Tuesday evening the City Council responded to public requests for two studies into the Laguna Residents First (LRF) ballot initiative. If LRF’s initiative is approved in November, it would call for the public to vote before various kinds of developments can be approved. The request was to provide an economic impact analysis on the City if the initiative were to pass as well as recommendations to better achieve constraints on unwanted developments. The concern expressed by many has been that while the LRF ballot initiative is constructive in calling out developments that should be constrained it accidentally goes much too far and puts handcuffs on “good” projects. By doing so it creates a lack of predictability for those willing to invest in Laguna thereby creating an embargo on needed improvements to our aging commercial real estate stock as well as apartments. The growing seedy appearance of our town would accelerate if the ballot initiative is approved.

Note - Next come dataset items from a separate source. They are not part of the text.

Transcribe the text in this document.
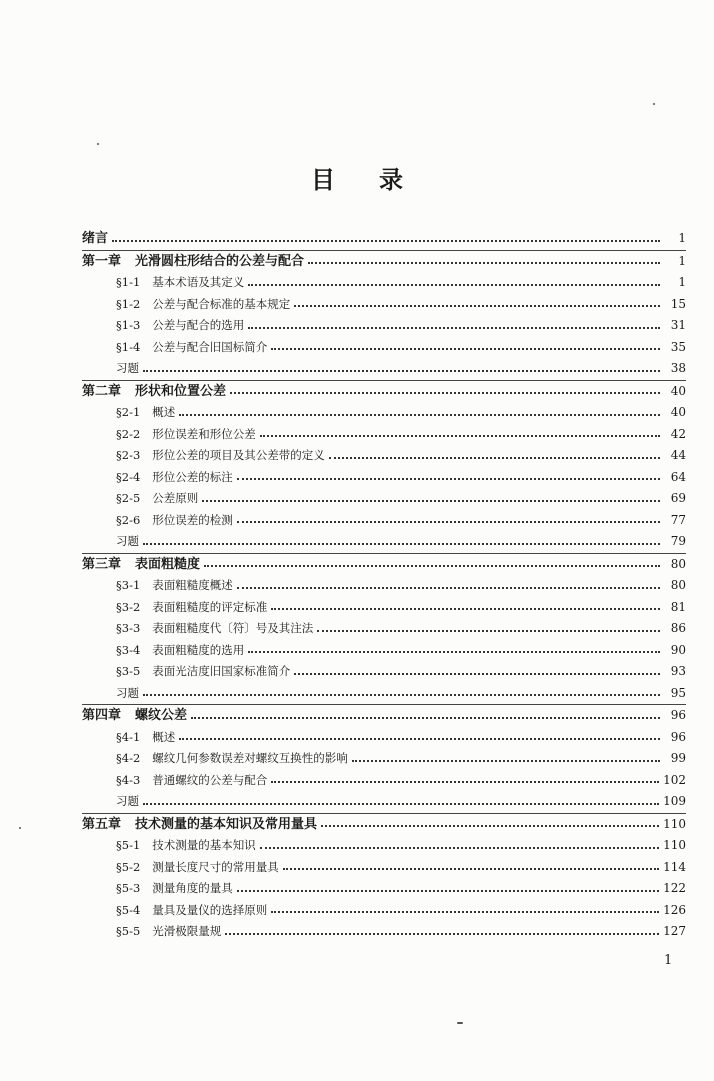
目 录
绪言	1
第一章 光滑圆柱形结合的公差与配合	1
§1-1 基本术语及其定义	1
§1-2 公差与配合标准的基本规定	15
§1-3 公差与配合的选用	31
§1-4 公差与配合旧国标简介	35
习题	38
第二章 形状和位置公差	40
§2-1 概述	40
§2-2 形位误差和形位公差	42
§2-3 形位公差的项目及其公差带的定义	44
§2-4 形位公差的标注	64
§2-5 公差原则	69
§2-6 形位误差的检测	77
习题	79
第三章 表面粗糙度	80
§3-1 表面粗糙度概述	80
§3-2 表面粗糙度的评定标准	81
§3-3 表面粗糙度代〔符〕号及其注法	86
§3-4 表面粗糙度的选用	90
§3-5 表面光洁度旧国家标准简介	93
习题	95
第四章 螺纹公差	96
§4-1 概述	96
§4-2 螺纹几何参数误差对螺纹互换性的影响	99
§4-3 普通螺纹的公差与配合	102
习题	109
第五章 技术测量的基本知识及常用量具	110
§5-1 技术测量的基本知识	110
§5-2 测量长度尺寸的常用量具	114
§5-3 测量角度的量具	122
§5-4 量具及量仪的选择原则	126
§5-5 光滑极限量规	127
1
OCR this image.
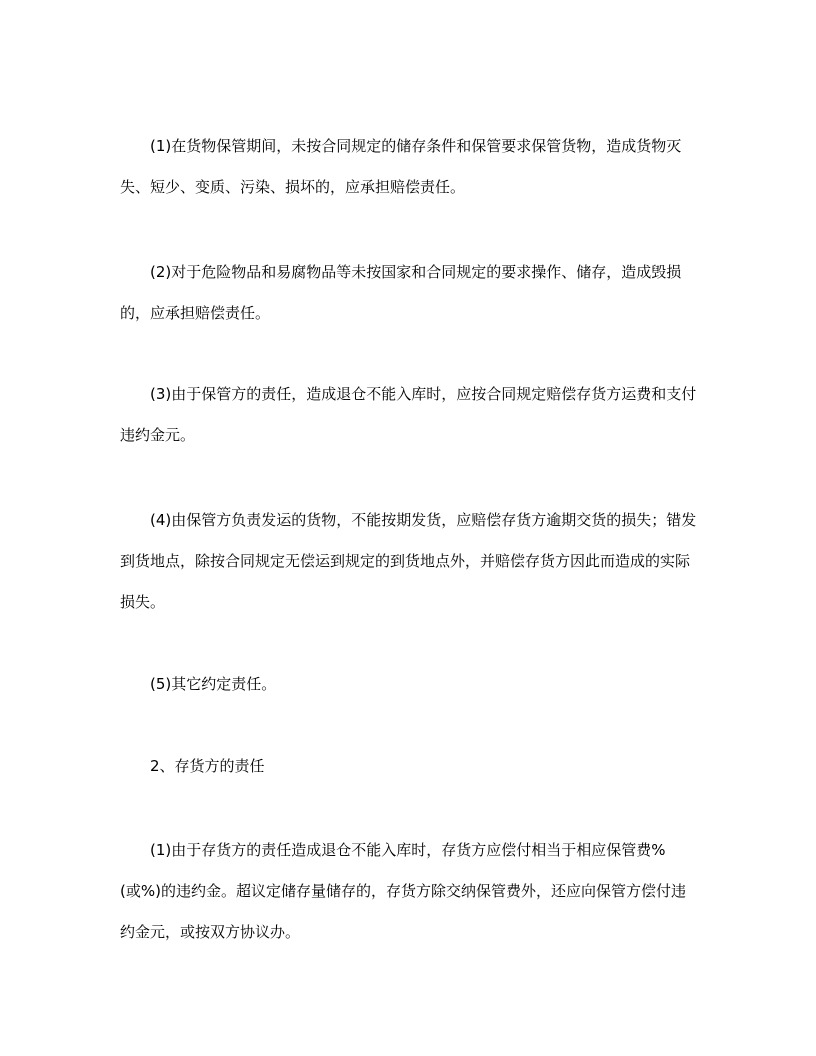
(1)在货物保管期间，未按合同规定的储存条件和保管要求保管货物，造成货物灭失、短少、变质、污染、损坏的，应承担赔偿责任。

(2)对于危险物品和易腐物品等未按国家和合同规定的要求操作、储存，造成毁损的，应承担赔偿责任。

(3)由于保管方的责任，造成退仓不能入库时，应按合同规定赔偿存货方运费和支付违约金元。

(4)由保管方负责发运的货物，不能按期发货，应赔偿存货方逾期交货的损失；错发到货地点，除按合同规定无偿运到规定的到货地点外，并赔偿存货方因此而造成的实际损失。

(5)其它约定责任。

2、存货方的责任

(1)由于存货方的责任造成退仓不能入库时，存货方应偿付相当于相应保管费%(或%)的违约金。超议定储存量储存的，存货方除交纳保管费外，还应向保管方偿付违约金元，或按双方协议办。
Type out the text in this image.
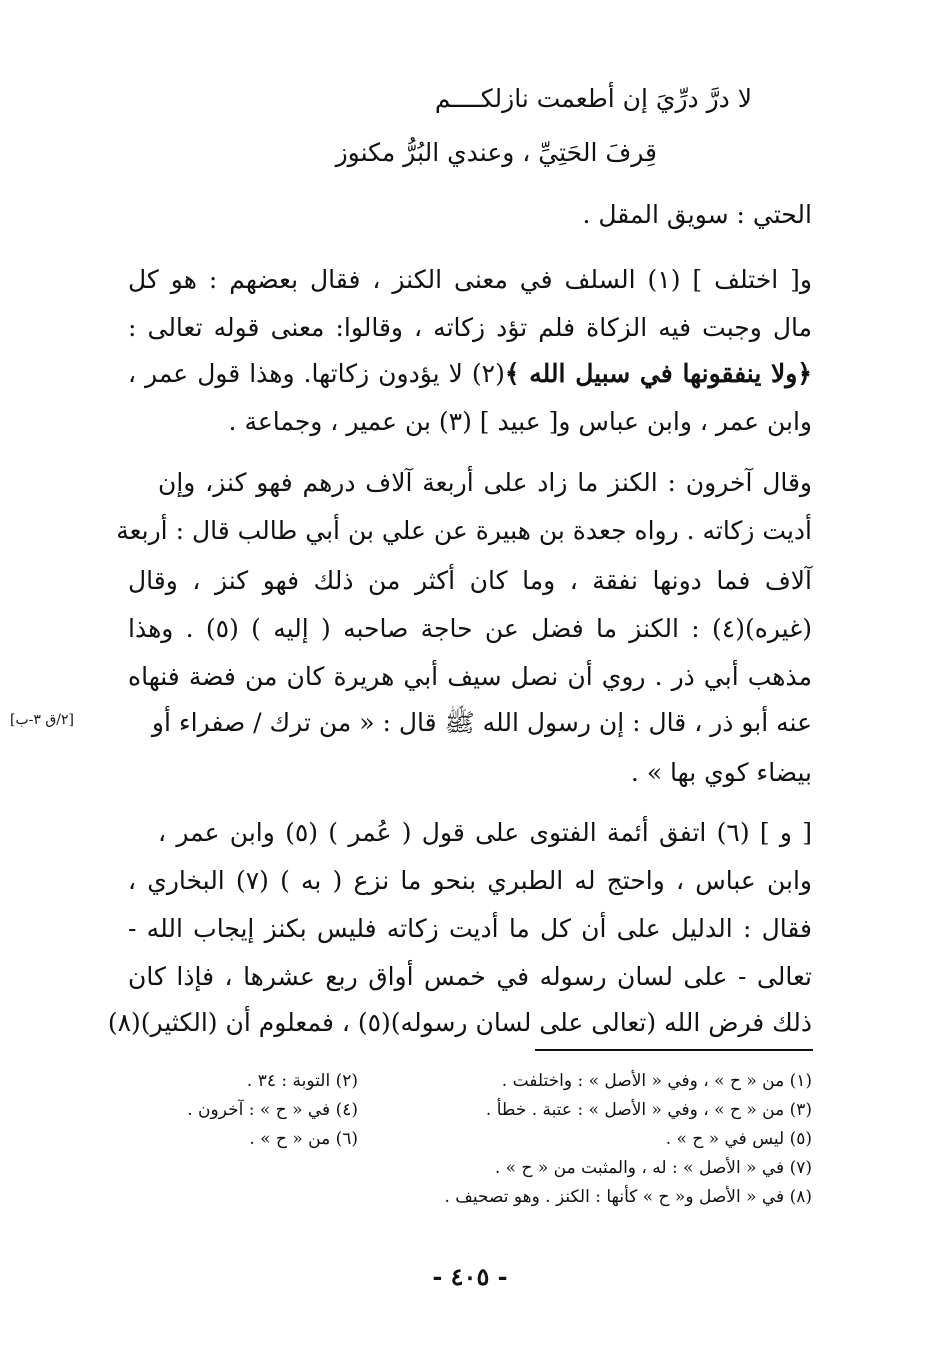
لا درَّ درِّيَ إن أطعمت نازلكــــم
قِرفَ الحَتِيِّ ، وعندي البُرُّ مكنوز
الحتي : سويق المقل .
و[ اختلف ] (١) السلف في معنى الكنز ، فقال بعضهم : هو كل
مال وجبت فيه الزكاة فلم تؤد زكاته ، وقالوا: معنى قوله تعالى :
﴿ولا ينفقونها في سبيل الله ﴾(٢) لا يؤدون زكاتها. وهذا قول عمر ،
وابن عمر ، وابن عباس و[ عبيد ] (٣) بن عمير ، وجماعة .
وقال آخرون : الكنز ما زاد على أربعة آلاف درهم فهو كنز، وإن
أديت زكاته . رواه جعدة بن هبيرة عن علي بن أبي طالب قال : أربعة
آلاف فما دونها نفقة ، وما كان أكثر من ذلك فهو كنز ، وقال
(غيره)(٤) : الكنز ما فضل عن حاجة صاحبه ( إليه ) (٥) . وهذا
مذهب أبي ذر . روي أن نصل سيف أبي هريرة كان من فضة فنهاه
عنه أبو ذر ، قال : إن رسول الله ﷺ قال : « من ترك / صفراء أو
بيضاء كوي بها » .
[٢/ق ٣-ب]
[ و ] (٦) اتفق أئمة الفتوى على قول ( عُمر ) (٥) وابن عمر ،
وابن عباس ، واحتج له الطبري بنحو ما نزع ( به ) (٧) البخاري ،
فقال : الدليل على أن كل ما أديت زكاته فليس بكنز إيجاب الله -
تعالى - على لسان رسوله في خمس أواق ربع عشرها ، فإذا كان
ذلك فرض الله (تعالى على لسان رسوله)(٥) ، فمعلوم أن (الكثير)(٨)
(١) من « ح » ، وفي « الأصل » : واختلفت .
(٢) التوبة : ٣٤ .
(٣) من « ح » ، وفي « الأصل » : عتبة . خطأ .
(٤) في « ح » : آخرون .
(٥) ليس في « ح » .
(٦) من « ح » .
(٧) في « الأصل » : له ، والمثبت من « ح » .
(٨) في « الأصل و« ح » كأنها : الكنز . وهو تصحيف .
- ٤٠٥ -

The initial response Tuesday evening from LRF proponents is criticism of both studies. It’s somewhat understandable because people are passionate about their LRF initiative. But I’m an optimist. My hope is that proponents will declare victory by celebrating that their work produced a focus on what it is in Laguna that we want to protect and avoid and that the City Council is prepared to address methods for better ensuring this.
We have months to either create an alternative ballot initiative that avoids the current one’s pitfalls as well as consider modifications to the City’s codes that apply to project approvals. My hope is that the passion behind LRF can be re-channeled to best address how to have desired development be promoted and undesired blocked. This should not be a win/lose moment. The LRF proponents did not lose on Tuesday evening by hearing the pitfalls of the initiative. Their goal should be assuring sound development regardless of how this is achieved.
Finally, for those who signed the ballot initiative without knowing all of the detail that’s baked in the document, by signing it you raised the visibility of important issues. You’re totally able to pivot to working together to support a better and more feasible solution. Your signature doesn’t mean you need to continue supporting it as flaws are highlighted nor that you need to vote for it this fall.